The total addressable market for legal services globally is set to rally after the pandemic, going from $952m in 2021 to $1.4t in 2030. The adoption of technologies like Artificial intelligence (AI) and natural language processing (NLP), and robotic process automation (RPA) has already been transforming the market, providing legal services at a much cheaper, efficient and with higher quality standards. In 2020, the global legal tech market was valued at $17.6b, with the market expected to increase to $25b in 2025.
I believe that Generative AI will play an important role in improving effectiveness across the industry but also for non-lawyers and business owners who need to understand contracts. This creates a total addressable market for legal tech services way beyond current market projections.
Another way to look at TAM is by total number of employees. Just in the United States, the number of employees in legal occupations is 1.18m in 2021, with an average annual wage of $113,000. This represents more than $130b in wages. Higher productivity driven by the application of Generative AI will have a relevant impact on this figure going forward.
Examples of use cases include using Generative AI technology to automatically draft legal documents that will follow case law and precedents, use intelligent search engine that overcomes the limitations of keyword search to identify legal concepts, translating legal text to plain English, extracting and classifying data from any legal document, automatically filling standard legal documents, among others. Casetext is a company that is applying this technology and can automate critical legal research tasks and fundamental elements of litigation, which has the potential to save attorneys a significant number of hours in research.

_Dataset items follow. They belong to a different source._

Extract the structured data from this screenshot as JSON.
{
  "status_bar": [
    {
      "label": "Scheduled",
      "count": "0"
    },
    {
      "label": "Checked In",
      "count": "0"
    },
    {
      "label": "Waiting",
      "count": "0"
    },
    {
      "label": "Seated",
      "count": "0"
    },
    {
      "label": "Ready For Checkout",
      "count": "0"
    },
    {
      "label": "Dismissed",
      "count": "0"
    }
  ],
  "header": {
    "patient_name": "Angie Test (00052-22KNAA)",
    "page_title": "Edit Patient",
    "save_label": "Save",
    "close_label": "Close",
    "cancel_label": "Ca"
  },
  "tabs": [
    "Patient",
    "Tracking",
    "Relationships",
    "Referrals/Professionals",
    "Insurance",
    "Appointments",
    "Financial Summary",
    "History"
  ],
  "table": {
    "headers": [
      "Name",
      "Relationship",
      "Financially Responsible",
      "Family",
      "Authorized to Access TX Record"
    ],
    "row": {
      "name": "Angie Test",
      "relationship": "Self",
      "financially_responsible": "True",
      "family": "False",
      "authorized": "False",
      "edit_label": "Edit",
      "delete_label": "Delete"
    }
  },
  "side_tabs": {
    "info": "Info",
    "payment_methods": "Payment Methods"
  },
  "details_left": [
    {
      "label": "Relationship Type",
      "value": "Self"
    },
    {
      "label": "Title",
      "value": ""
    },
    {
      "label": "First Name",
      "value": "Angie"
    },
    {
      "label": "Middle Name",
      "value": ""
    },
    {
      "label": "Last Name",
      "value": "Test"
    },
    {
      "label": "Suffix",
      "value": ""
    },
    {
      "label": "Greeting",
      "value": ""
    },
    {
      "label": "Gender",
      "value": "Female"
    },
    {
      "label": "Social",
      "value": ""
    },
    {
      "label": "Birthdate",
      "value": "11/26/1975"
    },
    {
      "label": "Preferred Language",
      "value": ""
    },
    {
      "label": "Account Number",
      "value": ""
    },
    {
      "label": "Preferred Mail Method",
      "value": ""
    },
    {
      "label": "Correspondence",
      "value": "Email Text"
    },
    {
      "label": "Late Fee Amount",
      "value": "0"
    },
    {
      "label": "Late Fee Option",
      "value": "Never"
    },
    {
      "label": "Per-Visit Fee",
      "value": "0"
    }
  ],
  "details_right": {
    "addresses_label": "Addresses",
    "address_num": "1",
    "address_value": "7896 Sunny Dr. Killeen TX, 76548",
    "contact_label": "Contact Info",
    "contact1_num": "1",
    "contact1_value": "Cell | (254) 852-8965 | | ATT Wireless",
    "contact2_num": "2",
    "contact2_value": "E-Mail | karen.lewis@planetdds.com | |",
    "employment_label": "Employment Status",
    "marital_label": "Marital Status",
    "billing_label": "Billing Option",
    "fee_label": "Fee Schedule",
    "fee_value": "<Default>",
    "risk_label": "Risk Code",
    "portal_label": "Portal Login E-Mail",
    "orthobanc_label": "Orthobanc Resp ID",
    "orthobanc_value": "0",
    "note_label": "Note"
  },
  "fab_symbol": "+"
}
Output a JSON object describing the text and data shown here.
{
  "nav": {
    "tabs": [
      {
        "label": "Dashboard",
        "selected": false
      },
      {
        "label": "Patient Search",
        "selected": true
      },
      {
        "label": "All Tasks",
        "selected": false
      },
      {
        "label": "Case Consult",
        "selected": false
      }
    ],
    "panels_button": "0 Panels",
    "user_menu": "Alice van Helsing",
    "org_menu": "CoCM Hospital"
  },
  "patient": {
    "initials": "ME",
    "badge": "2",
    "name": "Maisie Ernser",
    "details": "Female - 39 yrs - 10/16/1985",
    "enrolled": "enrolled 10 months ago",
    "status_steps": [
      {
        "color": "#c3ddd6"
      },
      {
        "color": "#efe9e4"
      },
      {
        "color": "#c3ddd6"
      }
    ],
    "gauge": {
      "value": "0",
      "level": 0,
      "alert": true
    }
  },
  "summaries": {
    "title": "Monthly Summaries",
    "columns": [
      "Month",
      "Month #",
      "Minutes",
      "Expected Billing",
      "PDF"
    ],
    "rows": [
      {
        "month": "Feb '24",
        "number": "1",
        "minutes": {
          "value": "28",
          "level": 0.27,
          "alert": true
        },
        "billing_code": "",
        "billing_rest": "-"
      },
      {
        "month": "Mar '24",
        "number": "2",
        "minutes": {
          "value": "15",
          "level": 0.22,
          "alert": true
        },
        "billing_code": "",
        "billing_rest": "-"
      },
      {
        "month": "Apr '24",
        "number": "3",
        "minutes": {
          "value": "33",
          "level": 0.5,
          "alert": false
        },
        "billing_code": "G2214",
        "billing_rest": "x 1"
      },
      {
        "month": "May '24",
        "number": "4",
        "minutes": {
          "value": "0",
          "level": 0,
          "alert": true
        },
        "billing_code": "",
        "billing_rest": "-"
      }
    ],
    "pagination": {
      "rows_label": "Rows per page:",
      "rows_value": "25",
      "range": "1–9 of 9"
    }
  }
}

Web & Mobile Development TAM
Finally, Generative AI will have a tremendous impact is web and mobile development. The evolution of AI to be able to generate functional code has given rise to no-code platforms that lowered the barrier to entry for web development, making it possible for anyone to create a website or an app. Debuild for example is a Generative AI-powered low-code tool that helps you build web apps incredibly fast and it is creating an autonomous system that can write software at the level of skilled engineers.
Today in the United States there are a total of 400,000 employees in this $185b sector, with a higher concentration on app vs. web development. Globally this market is around 4x larger, and with the increase of e-commerce penetration and adoption of smartphones demand for apps is expected to pose a high growth in the coming years, making the market even bigger. In 2021 a total of 221 billion apps were downloaded worldwide, this number is expected to reach 307B in 2025, a CAGR of 8.7%.
Just the beginning
The future of Generative AI doesn’t end here. The applications and examples that I described above are just a small sliver of what’s possible in this new probabilistic world.
I recently attended TransformX, a conference about AI. Greg Brockman, CEO of OpenAI, and ScaleAI CEO, Alexandr Wang brought up a point about this technology and where it is in the hype cycle. They pointed out that after all, maybe Web3 isn’t about decentralization, maybe Web3 is AI.
Whether the future of the internet is one that’s decentralized or one enabled by AI, Right Brain AI has the potential to empower people and will change the way we interact with machines.